Elena si alzò. Le gambe di gomma.

— Lena, — tornò in cucina. — Devo uscire. È importante.

— Più importante di questa conversazione?

— Non capisci…

— Dove vai? — lo fissò. — Dimmi la verità. Ne ho il diritto.

Esitò.

— Non posso dirtelo. Non ancora. Ma ti giuro, non è quello che pensi.

— Sai cosa? — iniziò a prendere la borsa. — Vado da mamma. Ho bisogno di pensare.

— Lena, aspetta! — le afferrò la mano. — Vieni con me.

— Cosa?

— Vieni con me. Vedrai tutto con i tuoi occhi.
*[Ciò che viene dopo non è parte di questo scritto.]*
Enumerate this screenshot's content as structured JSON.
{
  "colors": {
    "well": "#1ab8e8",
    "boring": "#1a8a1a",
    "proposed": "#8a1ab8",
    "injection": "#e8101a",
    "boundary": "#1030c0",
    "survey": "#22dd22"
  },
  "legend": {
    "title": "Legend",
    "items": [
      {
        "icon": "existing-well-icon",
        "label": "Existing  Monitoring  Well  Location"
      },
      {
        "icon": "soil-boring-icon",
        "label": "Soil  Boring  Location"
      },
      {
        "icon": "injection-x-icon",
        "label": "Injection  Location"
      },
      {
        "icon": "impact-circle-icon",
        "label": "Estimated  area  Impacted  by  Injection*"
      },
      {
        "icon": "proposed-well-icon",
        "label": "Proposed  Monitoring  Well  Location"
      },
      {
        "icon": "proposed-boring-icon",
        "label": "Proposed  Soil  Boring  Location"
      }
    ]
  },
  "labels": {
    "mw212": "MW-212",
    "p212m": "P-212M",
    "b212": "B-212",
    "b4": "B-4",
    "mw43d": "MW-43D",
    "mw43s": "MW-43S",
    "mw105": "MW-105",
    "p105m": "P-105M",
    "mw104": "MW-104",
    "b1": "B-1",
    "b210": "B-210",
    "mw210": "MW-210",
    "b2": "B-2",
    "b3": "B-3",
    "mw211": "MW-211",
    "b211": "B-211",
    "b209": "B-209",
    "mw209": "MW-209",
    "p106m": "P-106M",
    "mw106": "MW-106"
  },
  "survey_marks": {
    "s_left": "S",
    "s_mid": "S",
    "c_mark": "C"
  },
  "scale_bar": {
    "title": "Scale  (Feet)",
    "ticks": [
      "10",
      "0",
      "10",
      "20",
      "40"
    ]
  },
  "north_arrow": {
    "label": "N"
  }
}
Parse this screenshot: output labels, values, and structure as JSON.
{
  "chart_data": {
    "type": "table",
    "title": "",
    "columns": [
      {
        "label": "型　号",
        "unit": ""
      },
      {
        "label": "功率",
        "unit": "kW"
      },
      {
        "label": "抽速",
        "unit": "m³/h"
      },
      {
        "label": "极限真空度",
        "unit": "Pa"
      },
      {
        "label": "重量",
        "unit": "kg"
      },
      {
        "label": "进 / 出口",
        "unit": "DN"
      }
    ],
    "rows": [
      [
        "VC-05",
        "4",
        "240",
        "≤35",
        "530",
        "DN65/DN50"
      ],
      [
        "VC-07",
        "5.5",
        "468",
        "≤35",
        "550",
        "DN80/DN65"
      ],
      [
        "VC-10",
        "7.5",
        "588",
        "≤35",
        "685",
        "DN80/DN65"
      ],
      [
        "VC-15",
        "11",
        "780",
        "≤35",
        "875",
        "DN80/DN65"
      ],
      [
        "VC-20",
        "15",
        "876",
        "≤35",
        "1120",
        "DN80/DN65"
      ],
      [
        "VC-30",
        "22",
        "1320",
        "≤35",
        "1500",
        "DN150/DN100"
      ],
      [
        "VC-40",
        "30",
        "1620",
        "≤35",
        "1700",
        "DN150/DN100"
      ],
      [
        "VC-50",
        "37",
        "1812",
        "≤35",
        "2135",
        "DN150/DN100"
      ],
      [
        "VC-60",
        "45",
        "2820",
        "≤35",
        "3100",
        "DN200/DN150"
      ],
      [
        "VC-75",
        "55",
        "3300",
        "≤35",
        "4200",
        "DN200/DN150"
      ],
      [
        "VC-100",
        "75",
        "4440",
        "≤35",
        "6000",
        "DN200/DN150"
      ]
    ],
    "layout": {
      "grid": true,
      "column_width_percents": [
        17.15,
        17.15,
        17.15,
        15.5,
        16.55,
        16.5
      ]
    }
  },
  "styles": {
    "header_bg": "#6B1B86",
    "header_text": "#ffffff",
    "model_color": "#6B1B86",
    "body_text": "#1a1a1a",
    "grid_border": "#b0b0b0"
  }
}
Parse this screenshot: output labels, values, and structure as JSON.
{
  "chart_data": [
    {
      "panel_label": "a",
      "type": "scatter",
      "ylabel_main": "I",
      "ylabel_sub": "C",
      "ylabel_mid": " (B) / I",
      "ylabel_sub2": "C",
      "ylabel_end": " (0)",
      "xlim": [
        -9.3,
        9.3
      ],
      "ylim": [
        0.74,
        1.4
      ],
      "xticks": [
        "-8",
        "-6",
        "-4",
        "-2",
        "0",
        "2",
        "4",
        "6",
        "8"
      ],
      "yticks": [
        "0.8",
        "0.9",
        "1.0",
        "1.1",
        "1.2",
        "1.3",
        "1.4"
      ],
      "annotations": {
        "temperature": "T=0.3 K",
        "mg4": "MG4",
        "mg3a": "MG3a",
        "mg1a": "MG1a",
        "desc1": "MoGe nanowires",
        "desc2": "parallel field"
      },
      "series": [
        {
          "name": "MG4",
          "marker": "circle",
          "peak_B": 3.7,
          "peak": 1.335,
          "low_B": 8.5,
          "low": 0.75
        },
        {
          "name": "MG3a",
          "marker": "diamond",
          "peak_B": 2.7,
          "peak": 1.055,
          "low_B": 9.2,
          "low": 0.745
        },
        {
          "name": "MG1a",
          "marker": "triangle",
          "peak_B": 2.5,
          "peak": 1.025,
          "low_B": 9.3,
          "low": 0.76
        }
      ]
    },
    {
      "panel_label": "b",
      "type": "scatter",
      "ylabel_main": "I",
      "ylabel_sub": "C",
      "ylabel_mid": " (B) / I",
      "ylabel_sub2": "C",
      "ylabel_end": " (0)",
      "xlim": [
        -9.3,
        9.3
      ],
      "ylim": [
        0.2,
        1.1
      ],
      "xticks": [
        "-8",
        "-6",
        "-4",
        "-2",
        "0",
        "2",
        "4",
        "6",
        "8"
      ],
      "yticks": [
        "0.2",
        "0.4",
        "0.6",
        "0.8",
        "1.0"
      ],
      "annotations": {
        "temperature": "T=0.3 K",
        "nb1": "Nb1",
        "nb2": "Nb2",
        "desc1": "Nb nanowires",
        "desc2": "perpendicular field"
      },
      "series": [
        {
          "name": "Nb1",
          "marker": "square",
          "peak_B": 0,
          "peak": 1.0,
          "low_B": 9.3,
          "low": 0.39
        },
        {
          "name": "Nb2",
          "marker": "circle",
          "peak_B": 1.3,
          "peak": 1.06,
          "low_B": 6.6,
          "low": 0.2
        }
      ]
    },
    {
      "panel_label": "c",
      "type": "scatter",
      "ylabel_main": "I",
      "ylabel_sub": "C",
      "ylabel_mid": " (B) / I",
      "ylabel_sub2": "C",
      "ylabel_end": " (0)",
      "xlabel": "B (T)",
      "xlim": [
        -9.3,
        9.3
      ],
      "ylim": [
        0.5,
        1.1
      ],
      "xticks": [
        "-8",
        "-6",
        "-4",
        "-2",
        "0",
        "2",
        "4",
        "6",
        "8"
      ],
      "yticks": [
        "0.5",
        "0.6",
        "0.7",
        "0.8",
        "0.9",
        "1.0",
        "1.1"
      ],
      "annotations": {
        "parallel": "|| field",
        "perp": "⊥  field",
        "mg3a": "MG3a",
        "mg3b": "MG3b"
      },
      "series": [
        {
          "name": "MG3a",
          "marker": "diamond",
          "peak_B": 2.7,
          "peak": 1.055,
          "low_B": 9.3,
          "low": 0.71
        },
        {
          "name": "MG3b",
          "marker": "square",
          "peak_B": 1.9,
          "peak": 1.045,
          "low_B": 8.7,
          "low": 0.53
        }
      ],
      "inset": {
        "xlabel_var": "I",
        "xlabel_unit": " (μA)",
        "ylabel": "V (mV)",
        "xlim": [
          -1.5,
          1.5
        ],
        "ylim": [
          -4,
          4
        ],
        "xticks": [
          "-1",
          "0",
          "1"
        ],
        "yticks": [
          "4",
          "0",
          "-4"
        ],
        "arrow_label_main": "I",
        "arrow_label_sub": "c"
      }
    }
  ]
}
Presero un taxi in silenzio. La pioggia batteva sui vetri. Elena guardava fuori. Dmitri nervoso. Nessuna parola, solo il rumore dei tergicristalli.

Si fermarono davanti a una vecchia libreria. “Libreria di Mikhail Petrovitch”.

— Eccoci, — disse Dmitri. — Andiamo.

All’interno, odore di libri e legno. Un anziano signore si alzò:

— Dmitri! E sua moglie?

— Sì, Mikhail Petrovitch. Questa è Lena.

— Piacere! — sorrise. — Un attimo.

Tornò con un libro avvolto in velluto. Elena lesse il titolo: Libro di cucina della contessa M.A. Tolstoï, 1891.

— Te lo ricordi? — disse Dmitri. — La tua bisnonna lavorava dai Tolstoï. Ti parlava di questo libro…

— Me lo ricordo, — sussurrò Elena. — Credevamo fosse andato perso nella rivoluzione.

— Era in una collezione privata. Quando ho visto l’annuncio, non potevo non prenderlo. Volevo regalartelo per il nostro anniversario di incontro.

Elena sfiorò la copertina. Aprì il libro. Pagine ingiallite, calligrafia curata, annotazioni.

— Dima… io… scusami.

— Oh, sciocca, — la strinse forte. — Come hai potuto dubitare?

Mikhail tossì delicatamente.

— Preparo del tè?

Rimasero fino a chiusura. Tornarono a casa sotto la pioggia, lui proteggeva il libro sotto la giacca, lei gli stava accanto.

— I sushi saranno freddi, — disse lei, salendo le scale.

— Non importa. Ora abbiamo ricette antiche. Vuoi provarne una?

— Certo! Ce n’è una fatta per Tolstoj…

— Facciamola subito?

— Anche se è tardi? Certo! La prima di tante.

E così rimasero lì — lei con il libro, lui con le braccia attorno a lei, e i sushi freddi in cucina. Fuori, la stessa pioggia di tre anni prima, quando un artista impacciato aveva macchiato la camicetta di una futura chef.

Il mattino dopo, Elena si svegliò col profumo del caffè. Sul tavolo, la colazione e un biglietto:
“Ti amo. E ti amerò sempre. Stasera, aspetto una cena speciale, con una vecchia ricetta. Il tuo artista pasticcione.”